If it comes to blows…
Gavi did not question the idea that tempers flare in elite dressing rooms. He embraced it.
"I am one of those who thinks that there are always going to be scraps there with your teammates training at a time of the season, because that is how it is, it is competitiveness and that is always fine up to a point, obviously," he said.
That “point” is where he drew a hard line. For Gavi, Real Madrid coach Álvaro Arbeloa crossed it the moment he turned back to business as usual.
"But in the end, if it comes to blows, well then the coach should not play him," the Barça midfielder insisted. "If it is true that they came to blows, for me he made a mistake by calling him [Tchouameni] up and making him play. But I don't know the truth of what happened either."
The reference was clear. Tchouameni featured against Barcelona on May 10, a 2-0 defeat that sealed La Liga for the Catalans. For Gavi, allowing a player involved in such an incident to step straight back into the side sent the wrong message, no matter the stakes.
Madrid, Negreira and a title tug-of-war
The conversation quickly moved beyond one dressing-room fight and into the wider battlefield between Spain’s two giants.

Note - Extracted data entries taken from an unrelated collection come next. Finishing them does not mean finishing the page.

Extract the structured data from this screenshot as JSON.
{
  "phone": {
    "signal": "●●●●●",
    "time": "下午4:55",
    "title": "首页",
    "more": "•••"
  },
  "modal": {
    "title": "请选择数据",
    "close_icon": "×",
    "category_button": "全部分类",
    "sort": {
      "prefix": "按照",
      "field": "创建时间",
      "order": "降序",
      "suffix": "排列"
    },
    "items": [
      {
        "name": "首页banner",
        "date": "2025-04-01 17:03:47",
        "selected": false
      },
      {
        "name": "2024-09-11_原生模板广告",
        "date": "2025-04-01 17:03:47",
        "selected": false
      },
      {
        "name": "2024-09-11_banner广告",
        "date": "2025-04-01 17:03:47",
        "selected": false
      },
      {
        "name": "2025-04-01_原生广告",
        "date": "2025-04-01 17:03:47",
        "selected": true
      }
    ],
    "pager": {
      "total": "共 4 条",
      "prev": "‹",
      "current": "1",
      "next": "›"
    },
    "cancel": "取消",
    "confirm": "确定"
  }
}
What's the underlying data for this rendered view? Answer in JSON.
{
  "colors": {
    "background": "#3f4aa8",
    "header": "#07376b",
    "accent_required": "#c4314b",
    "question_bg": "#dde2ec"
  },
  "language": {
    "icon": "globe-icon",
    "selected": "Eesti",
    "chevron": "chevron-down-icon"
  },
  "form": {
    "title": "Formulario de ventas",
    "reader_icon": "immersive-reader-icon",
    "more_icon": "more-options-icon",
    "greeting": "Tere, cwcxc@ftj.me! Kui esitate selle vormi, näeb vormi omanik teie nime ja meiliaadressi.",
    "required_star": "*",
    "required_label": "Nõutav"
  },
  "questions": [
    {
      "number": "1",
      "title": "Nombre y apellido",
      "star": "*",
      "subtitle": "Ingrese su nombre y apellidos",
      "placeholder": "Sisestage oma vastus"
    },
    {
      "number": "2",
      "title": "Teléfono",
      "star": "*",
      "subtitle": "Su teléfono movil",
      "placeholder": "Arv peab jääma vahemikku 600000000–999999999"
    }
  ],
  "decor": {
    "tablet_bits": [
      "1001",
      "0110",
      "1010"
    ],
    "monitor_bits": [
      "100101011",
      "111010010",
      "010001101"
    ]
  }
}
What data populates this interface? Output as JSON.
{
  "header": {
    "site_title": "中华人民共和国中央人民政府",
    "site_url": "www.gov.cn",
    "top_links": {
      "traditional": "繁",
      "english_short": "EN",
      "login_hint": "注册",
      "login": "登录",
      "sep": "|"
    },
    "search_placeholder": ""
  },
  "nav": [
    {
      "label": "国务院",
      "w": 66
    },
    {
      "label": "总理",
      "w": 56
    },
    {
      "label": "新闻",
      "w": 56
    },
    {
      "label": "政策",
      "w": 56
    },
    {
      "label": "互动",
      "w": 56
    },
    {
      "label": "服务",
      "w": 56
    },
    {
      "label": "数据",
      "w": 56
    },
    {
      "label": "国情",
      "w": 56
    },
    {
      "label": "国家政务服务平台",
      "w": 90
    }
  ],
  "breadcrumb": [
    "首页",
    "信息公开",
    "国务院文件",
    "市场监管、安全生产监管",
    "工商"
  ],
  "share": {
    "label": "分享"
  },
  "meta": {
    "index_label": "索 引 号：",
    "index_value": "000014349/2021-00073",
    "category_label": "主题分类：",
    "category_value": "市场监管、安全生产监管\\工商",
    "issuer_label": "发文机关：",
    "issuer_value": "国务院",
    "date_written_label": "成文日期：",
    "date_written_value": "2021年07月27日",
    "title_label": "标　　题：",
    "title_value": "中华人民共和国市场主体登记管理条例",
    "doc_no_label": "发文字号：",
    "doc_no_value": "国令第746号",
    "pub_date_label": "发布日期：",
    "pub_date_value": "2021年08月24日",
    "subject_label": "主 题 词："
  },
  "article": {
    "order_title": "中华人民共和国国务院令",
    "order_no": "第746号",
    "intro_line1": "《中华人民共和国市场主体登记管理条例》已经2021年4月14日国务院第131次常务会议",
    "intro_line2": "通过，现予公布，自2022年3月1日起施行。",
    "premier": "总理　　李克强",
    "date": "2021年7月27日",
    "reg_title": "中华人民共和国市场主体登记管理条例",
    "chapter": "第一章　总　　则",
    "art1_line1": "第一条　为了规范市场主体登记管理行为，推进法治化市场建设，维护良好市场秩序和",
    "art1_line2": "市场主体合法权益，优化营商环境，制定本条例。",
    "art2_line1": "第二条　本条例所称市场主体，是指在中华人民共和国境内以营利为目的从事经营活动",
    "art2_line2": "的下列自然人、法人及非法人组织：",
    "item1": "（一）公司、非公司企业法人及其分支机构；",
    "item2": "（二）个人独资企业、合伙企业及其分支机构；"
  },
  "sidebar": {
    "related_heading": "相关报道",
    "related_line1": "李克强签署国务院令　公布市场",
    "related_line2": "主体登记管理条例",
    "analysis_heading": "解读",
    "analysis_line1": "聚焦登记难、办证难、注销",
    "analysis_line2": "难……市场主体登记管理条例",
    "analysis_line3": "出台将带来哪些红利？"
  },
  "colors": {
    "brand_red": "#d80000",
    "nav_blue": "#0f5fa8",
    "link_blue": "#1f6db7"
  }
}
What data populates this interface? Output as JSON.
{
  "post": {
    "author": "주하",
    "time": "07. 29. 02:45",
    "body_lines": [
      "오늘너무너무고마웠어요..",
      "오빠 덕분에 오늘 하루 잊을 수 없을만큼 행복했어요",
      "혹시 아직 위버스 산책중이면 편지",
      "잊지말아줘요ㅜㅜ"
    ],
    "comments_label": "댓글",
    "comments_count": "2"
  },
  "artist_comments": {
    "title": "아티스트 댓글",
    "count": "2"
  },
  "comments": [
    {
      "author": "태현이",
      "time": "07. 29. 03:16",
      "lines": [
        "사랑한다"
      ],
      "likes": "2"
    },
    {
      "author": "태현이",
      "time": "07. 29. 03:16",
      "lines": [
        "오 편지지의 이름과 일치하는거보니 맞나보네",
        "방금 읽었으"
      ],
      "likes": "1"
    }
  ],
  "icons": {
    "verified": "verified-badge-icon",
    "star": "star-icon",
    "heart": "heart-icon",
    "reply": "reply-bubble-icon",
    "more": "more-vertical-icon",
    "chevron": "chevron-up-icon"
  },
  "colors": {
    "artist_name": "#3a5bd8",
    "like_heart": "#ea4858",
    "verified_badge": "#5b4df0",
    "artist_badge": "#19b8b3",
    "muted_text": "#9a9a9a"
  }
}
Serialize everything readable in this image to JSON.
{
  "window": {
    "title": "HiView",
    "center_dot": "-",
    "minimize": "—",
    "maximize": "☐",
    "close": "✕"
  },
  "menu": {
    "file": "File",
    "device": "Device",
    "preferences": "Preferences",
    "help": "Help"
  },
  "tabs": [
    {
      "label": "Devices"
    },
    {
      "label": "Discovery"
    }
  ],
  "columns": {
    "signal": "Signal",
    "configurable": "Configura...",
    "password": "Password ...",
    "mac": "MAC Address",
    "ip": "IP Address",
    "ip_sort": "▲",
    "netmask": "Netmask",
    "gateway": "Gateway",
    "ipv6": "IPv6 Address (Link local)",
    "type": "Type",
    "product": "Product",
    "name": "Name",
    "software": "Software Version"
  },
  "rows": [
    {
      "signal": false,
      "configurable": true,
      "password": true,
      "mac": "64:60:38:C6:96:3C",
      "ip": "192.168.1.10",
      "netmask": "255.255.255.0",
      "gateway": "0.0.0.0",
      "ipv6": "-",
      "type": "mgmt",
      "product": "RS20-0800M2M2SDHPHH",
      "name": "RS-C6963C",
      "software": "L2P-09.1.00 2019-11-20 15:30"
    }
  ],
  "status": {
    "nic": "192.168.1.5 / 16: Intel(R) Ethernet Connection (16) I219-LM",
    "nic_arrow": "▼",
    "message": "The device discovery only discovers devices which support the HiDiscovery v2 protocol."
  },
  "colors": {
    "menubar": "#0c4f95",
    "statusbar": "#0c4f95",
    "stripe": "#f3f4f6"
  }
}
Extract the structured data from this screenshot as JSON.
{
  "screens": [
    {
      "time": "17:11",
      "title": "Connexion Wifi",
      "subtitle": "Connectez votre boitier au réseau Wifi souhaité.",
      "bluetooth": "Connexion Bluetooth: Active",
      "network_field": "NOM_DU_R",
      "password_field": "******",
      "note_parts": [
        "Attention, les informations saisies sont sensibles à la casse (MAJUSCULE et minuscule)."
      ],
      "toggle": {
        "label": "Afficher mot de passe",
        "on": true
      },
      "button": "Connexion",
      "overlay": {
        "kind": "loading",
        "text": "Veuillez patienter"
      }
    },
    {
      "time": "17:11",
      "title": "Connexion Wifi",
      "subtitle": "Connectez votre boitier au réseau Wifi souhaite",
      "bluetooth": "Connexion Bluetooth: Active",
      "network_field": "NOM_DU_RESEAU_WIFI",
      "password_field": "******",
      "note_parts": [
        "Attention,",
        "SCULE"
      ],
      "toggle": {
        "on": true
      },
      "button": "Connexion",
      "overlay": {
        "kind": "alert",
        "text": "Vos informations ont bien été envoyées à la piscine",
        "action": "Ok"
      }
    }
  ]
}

Gavi’s comments came in the wake of Florentino Pérez’s latest intervention on the Negreira case. The Real Madrid president claimed his club had been "robbed" of seven league titles, a line that landed like a direct shot at Barcelona’s recent success.
The 21-year-old did not let that go.
"Everything knows that from Madrid they are always going to belittle or take credit away from the things that we win or our titles. So that shouldn't matter to us," he said, framing Pérez’s words as part of a long-running narrative from the capital.
For Gavi, there is a deliberate attempt to chip away at what Barcelona have built in the middle of financial strain and squad reconstruction. And he clearly believes the response should be pride, not defensiveness.
La Masia versus the market
Where Madrid have flexed their financial muscle, Barcelona have been forced to turn inward. Gavi made that contrast the heart of his argument.
"As I tell you, it has a lot of merit to win two Leagues in a row with many homegrown people, many people from La Masia and without many signings," he said.
That is the hill he is prepared to stand on: a young core, academy blood, titles won without a transfer spree.
"In the end there have been very few signings. Other teams have signed many players every year and it is something to be proud of."
In a rivalry built on superstars and statements, Gavi has nailed his colours to a different mast – one where stitches, signings and presidents’ speeches all feed into a single question: whose way of winning will define the next era of Spanish football?